In 1886 the Witwatersand Gold Rush brought an influx of thousands of predominantly British settlers to South Africa which created tensions with the locals. This tension dominated Kruger’s Presidency until he left for Europe in 1900 just as the Second Boer War had turned against the Boers. Shortly after this, Kruger died in Switzerland in 1904.
Story Of Paul Kruger
Stephanus Johannes Paulus Kruger (Afrikaans pronunciation: [ˈkryjər]; 10 October 1825 – 14 July 1904) was a South African politician. He was one of the dominant political and military figures in 19th-century South Africa, and President of the South African Republic (or Transvaal) from 1883 to 1900. Nicknamed Oom Paul (“Uncle Paul”), he came to international prominence as the face of the Boer cause—that of the Transvaal and its neighbour the Orange Free State—against Britain during the Second Boer War of 1899–1902. He has been called a personification of Afrikanerdom, and remains a controversial figure; admirers venerate him as a tragic folk hero.
Born near the eastern edge of the Cape Colony, Kruger took part in the Great Trek as a child during the late 1830s. He had almost no education apart from the Bible. A protégé of the Voortrekker leader Andries Pretorius, he witnessed the signing of the Sand River Convention with Britain in 1852 and over the next decade played a prominent role in the forging of the South African Republic, leading its commandos and resolving disputes between the rival Boer leaders and factions. In 1863 he was elected Commandant-General, a post he held for a decade before he resigned soon after the election of President Thomas François Burgers.

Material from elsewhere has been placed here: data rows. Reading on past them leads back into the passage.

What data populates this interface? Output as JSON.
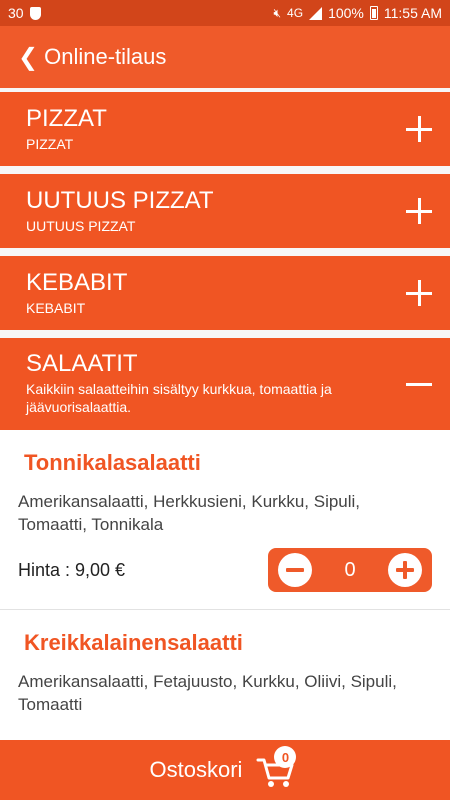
{
  "status_bar": {
    "notification_count": "30",
    "network": "4G",
    "battery": "100%",
    "time": "11:55 AM"
  },
  "app_bar": {
    "title": "Online-tilaus"
  },
  "categories": [
    {
      "title": "PIZZAT",
      "subtitle": "PIZZAT",
      "expanded": false
    },
    {
      "title": "UUTUUS PIZZAT",
      "subtitle": "UUTUUS PIZZAT",
      "expanded": false
    },
    {
      "title": "KEBABIT",
      "subtitle": "KEBABIT",
      "expanded": false
    },
    {
      "title": "SALAATIT",
      "subtitle": "Kaikkiin salaatteihin sisältyy kurkkua, tomaattia ja jäävuorisalaattia.",
      "expanded": true
    }
  ],
  "products": [
    {
      "name": "Tonnikalasalaatti",
      "description": "Amerikansalaatti, Herkkusieni, Kurkku, Sipuli, Tomaatti, Tonnikala",
      "price": "Hinta : 9,00 €",
      "quantity": "0"
    },
    {
      "name": "Kreikkalainensalaatti",
      "description": "Amerikansalaatti, Fetajuusto, Kurkku, Oliivi, Sipuli, Tomaatti"
    }
  ],
  "cart": {
    "label": "Ostoskori",
    "count": "0"
  },
  "colors": {
    "accent": "#f05523",
    "status_bar": "#d2451a"
  },
  "icons": {
    "back": "chevron-left-icon",
    "expand": "plus-icon",
    "collapse": "minus-icon",
    "cart": "shopping-cart-icon"
  }
}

Kruger was appointed Vice President in March 1877, shortly before the South African Republic was annexed by Britain as the Transvaal. Over the next three years he headed two deputations to London to try to have this overturned. He became the leading figure in the movement to restore the South African Republic’s independence, culminating in the Boers’ victory in the First Boer War of 1880–81. Kruger served until 1883 as a member of an executive triumvirate, then was elected President. In 1884 he headed a third deputation that brokered the London Convention, under which Britain recognised the South African Republic as a completely independent state.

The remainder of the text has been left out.